Nanik menjelaskan bahwa BGN saat ini mengelola anggaran yang tersisa sekitar Rp26,8 triliun setelah adanya efisiensi anggaran pemerintah. Oleh karena itu, seluruh kebijakan yang disiapkan akan diarahkan pada optimalisasi penggunaan anggaran tanpa mengurangi manfaat yang diterima masyarakat.
"Kami akan memastikan setiap rupiah anggaran digunakan secara efektif agar program tetap berjalan optimal dan tepat sasaran," ujarnya.
Empat langkah prioritas yang akan ditempuh BGN meliputi refocusing penerima manfaat, moratorium pembangunan dapur baru, pembenahan dapur MBG yang telah beroperasi, serta penyusunan skema baru pelaksanaan MBG di wilayah tertinggal, terdepan, dan terluar (3T).
Pada langkah pertama, BGN akan melakukan penyesuaian sasaran penerima manfaat agar bantuan dapat lebih tepat menyasar kelompok yang paling membutuhkan. Langkah ini diharapkan dapat meningkatkan efektivitas distribusi manfaat program.
Selanjutnya, BGN menetapkan moratorium pembangunan dapur baru. Kebijakan ini dilakukan untuk mengutamakan pemanfaatan dan optimalisasi fasilitas yang telah tersedia sebelum melakukan ekspansi infrastruktur lebih lanjut.
Di sisi lain, pembenahan dapur MBG yang sudah beroperasi juga menjadi fokus utama.
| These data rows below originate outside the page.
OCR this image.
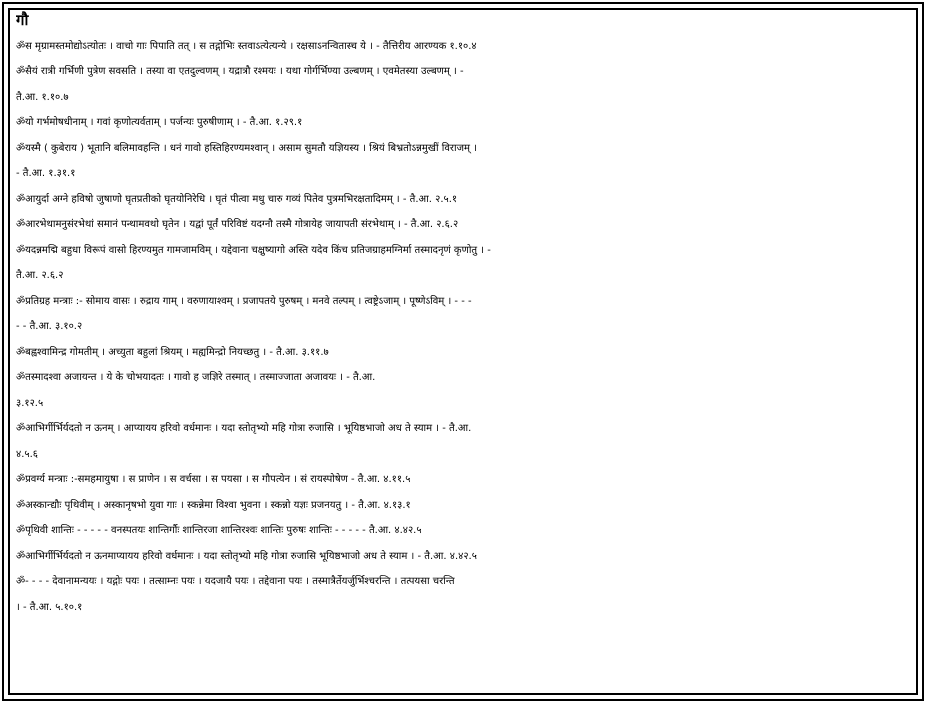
गौ
ॐस मृग्रामस्तमोद्योऽत्योतः । वाचो गाः पिपाति तत् । स तद्गोभिः स्तवाऽत्येत्यन्ये । रक्षसाऽनन्वितास्च ये । - तैत्तिरीय आरण्यक १.१०.४
ॐसैयं रात्री गर्भिणी पुत्रेण सवसति । तस्या वा एतदुल्वणम् । यद्रात्रौ रश्मयः । यथा गोर्गर्भिण्या उल्बणम् । एवमेतस्या उल्बणम् । -
तै.आ. १.१०.७
ॐयो गर्भमोषधीनाम् । गवां कृणोत्यर्वताम् । पर्जन्यः पुरुषीणाम् । - तै.आ. १.२९.१
ॐयस्मै ( कुबेराय ) भूतानि बलिमावहन्ति । धनं गावो हस्तिहिरण्यमश्वान् । असाम सुमतौ यज्ञियस्य । श्रियं बिभ्रतोऽन्नमुखीं विराजम् ।
- तै.आ. १.३१.१
ॐआयुर्दा अग्ने हविषो जुषाणो घृतप्रतीको घृतयोनिरेधि । घृतं पीत्वा मधु चारु गव्यं पितेव पुत्रमभिरक्षतादिमम् । - तै.आ. २.५.१
ॐआरभेथामनुसंरभेथां समानं पन्थामवथो घृतेन । यद्वां पूर्तं परिविष्टं यदग्नौ तस्मै गोत्रायेह जायापती संरभेथाम् । - तै.आ. २.६.२
ॐयदन्नमद्मि बहुधा विरूपं वासो हिरण्यमुत गामजामविम् । यद्देवाना चक्षुष्यागो अस्ति यदेव किंच प्रतिजग्राहमग्निर्मा तस्मादनृणं कृणोतु । -
तै.आ. २.६.२
ॐप्रतिग्रह मन्त्राः :- सोमाय वासः । रुद्राय गाम् । वरुणायाश्वम् । प्रजापतये पुरुषम् । मनवे तल्पम् । त्वष्ट्रेऽजाम् । पूष्णेऽविम् । - - -
- - तै.आ. ३.१०.२
ॐबह्वश्वामिन्द्र गोमतीम् । अच्युता बहुलां श्रियम् । मह्यमिन्द्रो नियच्छतु । - तै.आ. ३.११.७
ॐतस्मादश्वा अजायन्त । ये के चोभयादतः । गावो ह जज्ञिरे तस्मात् । तस्माज्जाता अजावयः । - तै.आ.
३.१२.५
ॐआभिर्गीर्भिर्यदतो न ऊनम् । आप्यायय हरिवो वर्धमानः । यदा स्तोतृभ्यो महि गोत्रा रुजासि । भूयिष्ठभाजो अध ते स्याम । - तै.आ.
४.५.६
ॐप्रवर्ग्य मन्त्राः :-समहमायुषा । स प्राणेन । स वर्चसा । स पयसा । स गौपत्येन । सं रायस्पोषेण - तै.आ. ४.११.५
ॐअस्कान्द्यौः पृथिवीम् । अस्कानृषभो युवा गाः । स्कन्नेमा विश्वा भुवना । स्कन्नो यज्ञः प्रजनयतु । - तै.आ. ४.१३.१
ॐपृथिवी शान्तिः - - - - - वनस्पतयः शान्तिर्गौः शान्तिरजा शान्तिरश्वः शान्तिः पुरुषः शान्तिः - - - - - तै.आ. ४.४२.५
ॐआभिर्गीर्भिर्यदतो न ऊनमाप्यायय हरिवो वर्धमानः । यदा स्तोतृभ्यो महि गोत्रा रुजासि भूयिष्ठभाजो अध ते स्याम । - तै.आ. ४.४२.५
ॐ- - - - देवानामन्ययः । यद्गोः पयः । तत्साम्नः पयः । यदजायै पयः । तद्देवाना पयः । तस्मात्रैर्तेयर्जुर्भिश्चरन्ति । तत्पयसा चरन्ति
। - तै.आ. ५.१०.१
Upaya tersebut mencakup peningkatan kualitas operasional, penguatan tata kelola, serta penyempurnaan sistem distribusi guna memastikan pelayanan berjalan lebih baik dan efisien.
Prioritas keempat adalah penyusunan skema khusus untuk pelaksanaan MBG di wilayah 3T. Mengingat tantangan geografis dan keterbatasan infrastruktur di sejumlah daerah, BGN akan menyiapkan model layanan yang lebih adaptif agar masyarakat di wilayah terpencil tetap dapat memperoleh manfaat program secara merata.
Melalui empat langkah tersebut, Nanik berharap Program Makan Bergizi Gratis dapat semakin efektif, berkelanjutan, dan mampu menjangkau seluruh kelompok sasaran di berbagai daerah Indonesia.
Langkah ini sekaligus menunjukkan komitmen BGN untuk terus memperkuat tata kelola program, meningkatkan kualitas layanan, serta memastikan manfaat Program Makan Bergizi Gratis dapat dirasakan secara luas oleh masyarakat.